# Paph. Lady Isabel (3 Spikes)



## Brandon Tam (Jun 20, 2012)

Happy to see Paph. Lady Isabel with 3 spikes this year! :clap:


----------



## Paphman910 (Jun 20, 2012)

Wow! Nice! Looks more toward Paph stonei!

I guess I still have to wait for a few more years before my stonei will get that many flower spikes.


Paphman910


----------



## Shiva (Jun 20, 2012)

Look at the size of this plant! Now I understand why mine hasn't flowered yet. It's beautiful!


----------



## Ruli (Jun 20, 2012)

:drool::drool::drool::drool:


----------



## Tom499 (Jun 20, 2012)

Yeahhhh you win, best orchid ever! 

game over guys, lets pack it up


----------



## emydura (Jun 20, 2012)

WOW. Fantastic. Great growing. It is a really nice clone as well.


----------



## John M (Jun 20, 2012)

Beautiful plant! Well done!


----------



## nikv (Jun 20, 2012)

Beautiful, absolutely beautiful! Now tell me, why is that bench so empty?


----------



## Brandon Tam (Jun 20, 2012)

Paphman910 said:


> Wow! Nice! Looks more toward Paph stonei!
> 
> I guess I still have to wait for a few more years before my stonei will get that many flower spikes.
> 
> ...




Hahaha! Well it is a cross between rothschildianum and stonei. I guess the stonei traits are stronger than the rothschildianum traits.


----------



## Paphman910 (Jun 20, 2012)

Brandon Tam said:


> Hahaha! Well it is a cross between rothschildianum and stonei. I guess the stonei traits are stronger than the rothschildianum traits.

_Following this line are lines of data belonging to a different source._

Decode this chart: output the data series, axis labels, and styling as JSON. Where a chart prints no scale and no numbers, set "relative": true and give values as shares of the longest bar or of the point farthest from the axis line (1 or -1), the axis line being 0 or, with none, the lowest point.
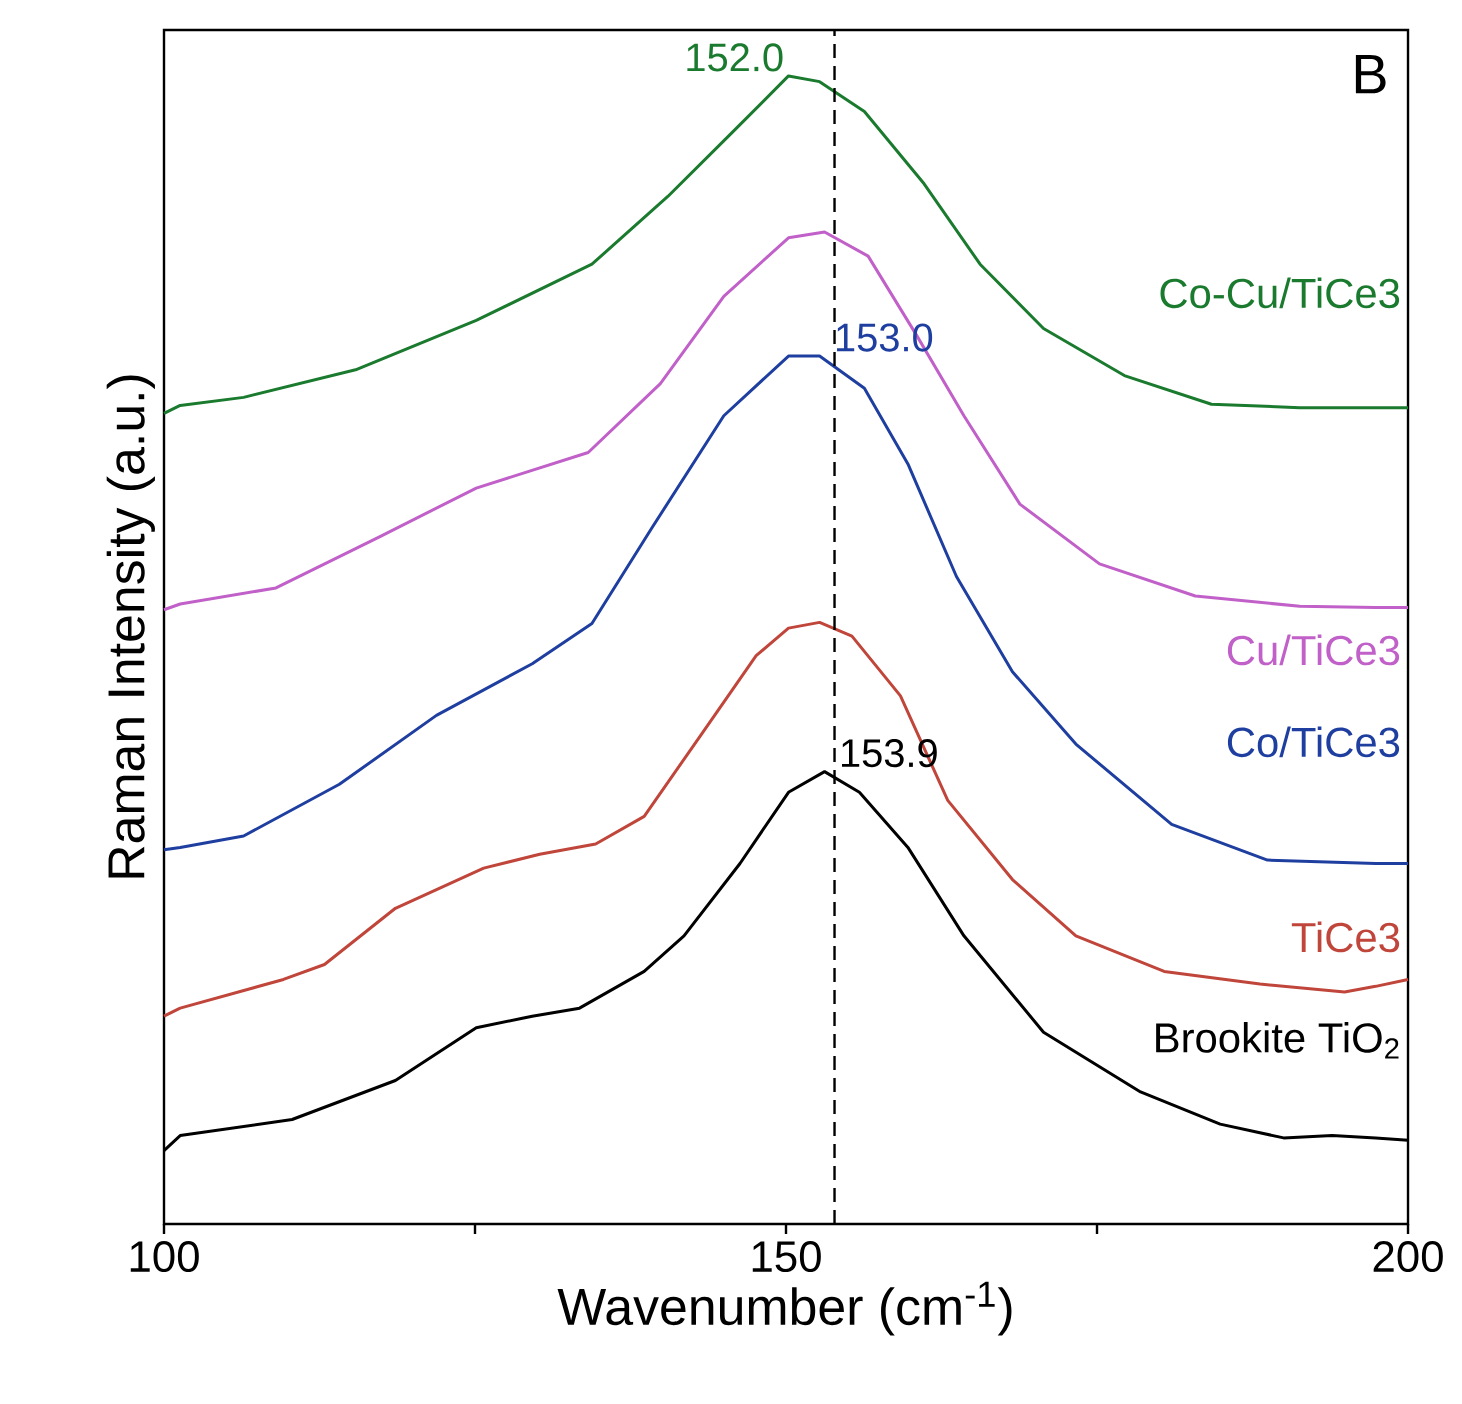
{
  "chart_data": {
    "type": "line",
    "relative": true,
    "xlabel": "Wavenumber (cm$^{-1}$)",
    "ylabel": "Raman Intensity (a.u.)",
    "xlim": [
      100,
      200
    ],
    "xticks": [
      100,
      {
        "value": 125,
        "label": null
      },
      150,
      {
        "value": 175,
        "label": null
      },
      200
    ],
    "tick_labels": "x",
    "grid": false,
    "legend": false,
    "line_style": "solid",
    "series": [
      {
        "name": "Co-Cu/TiCe3",
        "color": "#1a7a2e",
        "x": [
          100,
          101.3,
          106.4,
          115.4,
          125.1,
          134.4,
          140.5,
          145.7,
          150.2,
          152.7,
          156.3,
          161.1,
          165.6,
          170.7,
          177.2,
          184.2,
          191.3,
          197.4,
          200
        ],
        "values": [
          0.706,
          0.713,
          0.72,
          0.744,
          0.787,
          0.836,
          0.895,
          0.951,
          1.0,
          0.995,
          0.969,
          0.906,
          0.836,
          0.78,
          0.739,
          0.714,
          0.711,
          0.711,
          0.711
        ]
      },
      {
        "name": "Cu/TiCe3",
        "color": "#c060c8",
        "x": [
          100,
          101.3,
          109.0,
          117.4,
          125.1,
          134.1,
          139.9,
          145.0,
          150.2,
          153.1,
          156.6,
          160.5,
          164.3,
          168.8,
          175.2,
          182.9,
          191.3,
          197.4,
          200
        ],
        "values": [
          0.535,
          0.54,
          0.554,
          0.599,
          0.641,
          0.672,
          0.732,
          0.808,
          0.859,
          0.864,
          0.843,
          0.774,
          0.704,
          0.627,
          0.575,
          0.547,
          0.538,
          0.537,
          0.537
        ]
      },
      {
        "name": "Co/TiCe3",
        "color": "#1f3fa0",
        "x": [
          100,
          101.3,
          106.4,
          114.1,
          121.9,
          129.6,
          134.4,
          139.2,
          145.0,
          150.2,
          152.7,
          156.3,
          159.8,
          163.7,
          168.2,
          173.3,
          181.0,
          188.7,
          197.4,
          200
        ],
        "values": [
          0.326,
          0.328,
          0.338,
          0.383,
          0.443,
          0.488,
          0.523,
          0.606,
          0.704,
          0.756,
          0.756,
          0.728,
          0.662,
          0.564,
          0.481,
          0.418,
          0.348,
          0.317,
          0.314,
          0.314
        ]
      },
      {
        "name": "TiCe3",
        "color": "#c0453a",
        "x": [
          100,
          101.3,
          109.6,
          112.9,
          118.6,
          125.7,
          130.2,
          134.7,
          138.6,
          143.1,
          147.6,
          150.2,
          152.7,
          155.3,
          159.2,
          163.0,
          168.2,
          173.3,
          180.4,
          188.1,
          194.9,
          197.4,
          200
        ],
        "values": [
          0.181,
          0.188,
          0.213,
          0.226,
          0.275,
          0.31,
          0.322,
          0.331,
          0.355,
          0.425,
          0.495,
          0.519,
          0.524,
          0.512,
          0.46,
          0.369,
          0.3,
          0.251,
          0.22,
          0.209,
          0.202,
          0.207,
          0.213
        ]
      },
      {
        "name": "Brookite TiO$_{2}$",
        "color": "#000000",
        "x": [
          100,
          101.3,
          110.3,
          118.6,
          125.1,
          129.6,
          133.4,
          138.6,
          141.8,
          146.3,
          150.2,
          153.1,
          155.9,
          159.8,
          164.3,
          170.7,
          178.5,
          184.9,
          190.0,
          193.9,
          197.4,
          200
        ],
        "values": [
          0.064,
          0.077,
          0.091,
          0.125,
          0.171,
          0.181,
          0.188,
          0.22,
          0.251,
          0.314,
          0.376,
          0.394,
          0.376,
          0.328,
          0.251,
          0.167,
          0.115,
          0.087,
          0.075,
          0.077,
          0.075,
          0.073
        ]
      }
    ],
    "ref_lines": [
      {
        "axis": "x",
        "value": 153.9,
        "color": "#000000",
        "line_style": "dashed"
      }
    ],
    "annotations": [
      {
        "text": "152.0",
        "x": 150.2,
        "y": 1.0
      },
      {
        "text": "153.0",
        "x": 152.7,
        "y": 0.756
      },
      {
        "text": "153.9",
        "x": 153.1,
        "y": 0.394
      },
      "B"
    ]
  }
}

I know it is a hybrid! My stonei is blooming pretty soon as I am waiting for them to all open up!

Paphman910


----------



## Brandon Tam (Jun 20, 2012)

nikv said:


> Beautiful, absolutely beautiful! Now tell me, why is that bench so empty?

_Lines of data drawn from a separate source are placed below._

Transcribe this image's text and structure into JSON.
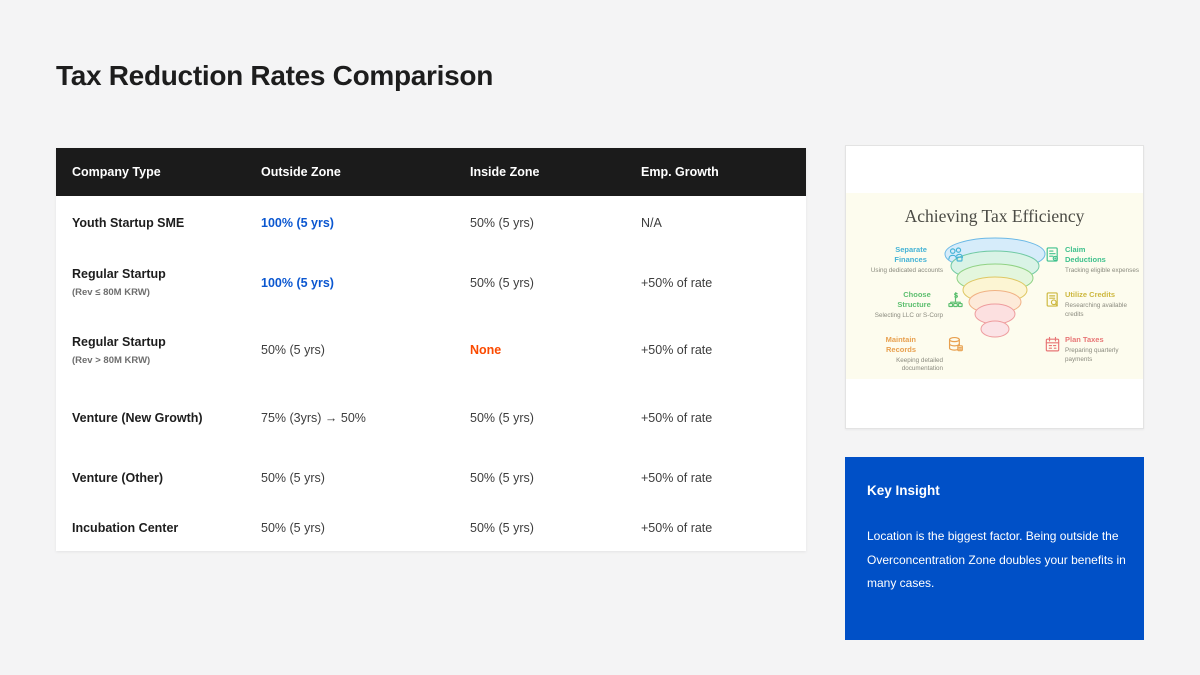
{
  "slide": {
    "title": "Tax Reduction Rates Comparison"
  },
  "table": {
    "columns": [
      "Company Type",
      "Outside Zone",
      "Inside Zone",
      "Emp. Growth"
    ],
    "rows": [
      {
        "company": "Youth Startup SME",
        "note": "",
        "outside": "100% (5 yrs)",
        "outside_cls": "accent",
        "inside": "50% (5 yrs)",
        "inside_cls": "",
        "growth": "N/A"
      },
      {
        "company": "Regular Startup",
        "note": "(Rev ≤ 80M KRW)",
        "outside": "100% (5 yrs)",
        "outside_cls": "accent",
        "inside": "50% (5 yrs)",
        "inside_cls": "",
        "growth": "+50% of rate"
      },
      {
        "company": "Regular Startup",
        "note": "(Rev > 80M KRW)",
        "outside": "50% (5 yrs)",
        "outside_cls": "",
        "inside": "None",
        "inside_cls": "warning",
        "growth": "+50% of rate"
      },
      {
        "company": "Venture (New Growth)",
        "note": "",
        "outside": "75% (3yrs) → 50%",
        "outside_cls": "",
        "inside": "50% (5 yrs)",
        "inside_cls": "",
        "growth": "+50% of rate"
      },
      {
        "company": "Venture (Other)",
        "note": "",
        "outside": "50% (5 yrs)",
        "outside_cls": "",
        "inside": "50% (5 yrs)",
        "inside_cls": "",
        "growth": "+50% of rate"
      },
      {
        "company": "Incubation Center",
        "note": "",
        "outside": "50% (5 yrs)",
        "outside_cls": "",
        "inside": "50% (5 yrs)",
        "inside_cls": "",
        "growth": "+50% of rate"
      }
    ]
  },
  "funnel_card": {
    "title": "Achieving Tax Efficiency",
    "left_items": [
      {
        "title": "Separate Finances",
        "sub": "Using dedicated accounts",
        "color": "#45b3d6",
        "icon": "people-icon"
      },
      {
        "title": "Choose Structure",
        "sub": "Selecting LLC or S-Corp",
        "color": "#5cbf6f",
        "icon": "org-structure-icon"
      },
      {
        "title": "Maintain Records",
        "sub": "Keeping detailed documentation",
        "color": "#e8a04f",
        "icon": "records-icon"
      }
    ],
    "right_items": [
      {
        "title": "Claim Deductions",
        "sub": "Tracking eligible expenses",
        "color": "#3fc18d",
        "icon": "document-check-icon"
      },
      {
        "title": "Utilize Credits",
        "sub": "Researching available credits",
        "color": "#cdb83f",
        "icon": "document-search-icon"
      },
      {
        "title": "Plan Taxes",
        "sub": "Preparing quarterly payments",
        "color": "#e87676",
        "icon": "calendar-icon"
      }
    ],
    "bands": [
      {
        "fill": "#d6ecfa",
        "stroke": "#6cb9e6"
      },
      {
        "fill": "#d9f3e6",
        "stroke": "#6fc9a3"
      },
      {
        "fill": "#e3f6dd",
        "stroke": "#90d284"
      },
      {
        "fill": "#fcf5d3",
        "stroke": "#dec763"
      },
      {
        "fill": "#fdead9",
        "stroke": "#f0b184"
      },
      {
        "fill": "#fce0e0",
        "stroke": "#ee9c9e"
      },
      {
        "fill": "#fbe3e6",
        "stroke": "#ee9c9e"
      }
    ]
  },
  "insight": {
    "title": "Key Insight",
    "body": "Location is the biggest factor. Being outside the Overconcentration Zone doubles your benefits in many cases."
  },
  "colors": {
    "page_bg": "#f4f4f5",
    "table_header_bg": "#1b1b1b",
    "accent_blue": "#0b57d0",
    "warning_orange": "#fb4a00",
    "insight_bg": "#0050c7",
    "card_cream": "#fdfcee"
  }
}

That bench is actually a cart that I use to transport plants in and out of the greenhouse. Don't worry, the bench I pulled this plant from is filled from corner to corner. Time for another greenhouse I guess :rollhappy:


----------



## likespaphs (Jun 20, 2012)

wow!


----------



## SlipperFan (Jun 20, 2012)

That is just awesome! :smitten:


----------



## JeanLux (Jun 21, 2012)

:clap: Beauties !!!! :clap: Jean


----------



## tenman (Jun 21, 2012)

Impressive. Nice color, too. Good growing!


----------



## Dido (Jun 21, 2012)

thats the best one i ever seen


----------



## Mathias (Jun 21, 2012)

Fantastic! Great growing. :clap:


----------



## paphioboy (Jun 21, 2012)

Great blooming!


----------



## Ozpaph (Jun 21, 2012)

Magnificent specimen


----------



## orcoholic (Jun 21, 2012)

Beautiful. Never saw one with that many spikes. It's a real beauty. Did I say how beautiful that is?


----------



## labskaus (Jun 21, 2012)

One of my favourite multies! Excellent flowers, and good growing.


----------



## fbrem (Jun 21, 2012)

Unstoppable!!!


----------



## e-spice (Jun 21, 2012)

Wow - superb plant and superb growing!


----------



## SlipperKing (Jun 21, 2012)

Brandon,
Can I assume this is one of Bob Weltz's plants the Huntington Library inherited? If so, does it carry a flower quality award already? I recall the thread posted by one of our members here, how the Library ended up with most if not all of the Weltz collection. How long ago was that? 6 months? A year?


----------



## Brandon Tam (Jun 21, 2012)

SlipperKing said:


> Brandon,
> Can I assume this is one of Bob Weltz's plants the Huntington Library inherited? If so, does it carry a flower quality award already? I recall the thread posted by one of our members here, how the Library ended up with most if not all of the Weltz collection. How long ago was that? 6 months? A year?



Rick,

Your assumption is correct! This is a plant from the S. Robert Weltz Orchid Collection and currently does not hold an award... yet. I plan to turn it in for judging in the coming weeks. Yes, I believe Lance Birk was the one that announced the donation of the collection to The Huntington since he was the one that convinced Mr. Weltz to donate his collection to The Huntington before his death. Lance and Robert were very close friends and since nobody could afford his collection, Lance convinced that The Huntington would be the best place to house and further his collection. The Weltz donation arrived May of 2010.


----------



## Mrs. Paph (Jun 21, 2012)

Very Very nice!


----------



## NYEric (Jun 22, 2012)

Well grown, get it to the soonest judging!


----------



## SlipperKing (Jun 23, 2012)

Very good Brandon!


----------



## smartie2000 (Jun 24, 2012)

great growing!


----------



## Heather (Jun 24, 2012)

Wonderful plant! Glad you're taking it to judging! Be sure to let us know the outcome!!


----------



## chrismende (Jun 26, 2012)

What a wonderful plant. I got to see Lance's display at the Santa Barbara Orchid show last March, with many of the Weltz collection blooming beautifully. Congratulations on your fine culture of a fine collections. I'm sure many of us, as we age, would wish such a great honor to be bestowed on our plants!


----------



## annab (Jun 26, 2012)

Stendhal syndrome not only for florence art.
I have no words.
anna


----------